К концу XVIII столетия такое «подвижное» видение тела, пола и сексуальности уступает место четкому противопоставлению двух полов. Женщин перестали рассматривать как биологически несовершенный вариант мужчин, их стали воспринимать как отдельный пол, отличный от мужского. Молодые мужчины больше не могли безнаказанно иметь сексуальные отношения с мальчиками, мужественность стала определяться исключительно через влечение к женщинам. Женщины же потеряли свое агрессивное либидо и обозначались отныне как лишенные страстей супруги и матери. В течение следующего столетия сексуальность станет прерогативой проституток, развратниц и психически больных. Приданое девушек из хороших семей включало в себя многочисленные ночные сорочки с нарочито скромными разрезами спереди, окаймленными вышивкой с благочестивыми словами «Такова воля Господня». Противопоставление полов и разграничение между чувствительными женами и матерями с одной стороны и чувственными путанами с другой обозначает конец старой множественной сексуальной культуры. Триумф нарождающейся фаллократической культуры, основанной на строгой гетеросексуальности, породил изумительное заблуждение Фрейда относительно женской психики. Эта новая сексуальная культура в течение всего XIX столетия навязывала стойкое убеждение, что физическое тело является «естественным» врагом обитающего в нем духа.
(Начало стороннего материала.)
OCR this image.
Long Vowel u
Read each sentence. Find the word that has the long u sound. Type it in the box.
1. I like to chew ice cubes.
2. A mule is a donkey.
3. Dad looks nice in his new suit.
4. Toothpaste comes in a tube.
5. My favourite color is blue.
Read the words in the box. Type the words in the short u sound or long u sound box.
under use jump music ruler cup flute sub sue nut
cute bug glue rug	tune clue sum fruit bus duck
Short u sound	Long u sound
ГЛАВА IV Упражнения и игры
Игры прошлого не были спортом, поскольку не имели ни соответствующей институциональной организации, ни механизмов отбора. Это не мешало им существовать на всем протяжении XVI–XVIII веков как во Франции, так и в Европе в целом. Их повседневное, распыленное, но ощутимое, зримое и укорененное в самых разных жизненных пространствах и периодах бытие было производной от социальной и физической деятельности: движения, театрализации, даже рационализации обряда[439]
. Идет ли речь о состязании на спор или борьбе за приз, в них претворялся мир, в котором преобладало трудовое и религиозное время, мир, в котором игры спонтанно возникали в промежутках между работой или же традиционно и регулярно сопровождали календарные праздники. Тело тут выступает как зеркало страстей и социального взаимодействия, будь то союзы, разного рода напряжения в обществе, конфликты, способы «выпускания пара», демонстрация различий социально–иерархического порядка или жесткое разграничение общественных практик.Тело является и отражением определенного видения органической природы: физическое движение способствует очищению внутренних «частей», удаляя гуморы, застой которых был бы опасен. Таким образом, игра может быть упражнением, полезным занятием, когда очищение осуществляется путем трения и разогрева. Но на этом «старинном» теле также лежит отпечаток нравственного суждения: во время игры оно может податься развлечению, праздности. Страсть способна заставить позабыть и о себе, и о Боге, и тогда перед нами скорее «плоть», нежели «тело».
На заре Нового времени телесная сила и ее проявления остаются атрибутом власти. Невозможно представить себе портрет великого человека, в котором не упоминались бы его физическая крепость, выносливость, совершенные им подвиги. Он должен доказать не только отвагу, но и мускульную мощь, силу. Качества эти имеют скорее интуитивный характер: если встречаются попытки уточнить, о чем именно идет речь, то все сводится к тому, что герой «ладен телом и всеми членами»[440]
, «строен» или «плотен»[441]. Но принадлежат они вполне конкретным персонажам: таков, к примеру, Франциск I, который затевает то охоту, то игру в мяч, устраивает бесконечные поединки и турниры или, в битве при Мариньяно, летит в бой с копьем наперевес. Или необузданный Генрих II, выколовший глаз своему учителю фехтования и в итоге пронзенный копьем Монтгомери[442]; или же Карл V, также большой любитель турниров: в описаниях состязаний, происходивших в Мадриде или в Вальядолиде, его часто представляют в образе святого Георгия. Невысокий рост будущий император компенсировал тем, что всегда выезжал верхом и в роскошном облачении[443]; его портреты перенасыщены воинственной символикой: Карл в доспехах, в руках копье, под ним покрытый латами боевой конь[444]. Власть обладает собственной телесностью: ей требуется зримая мощь, почти мускульная сила.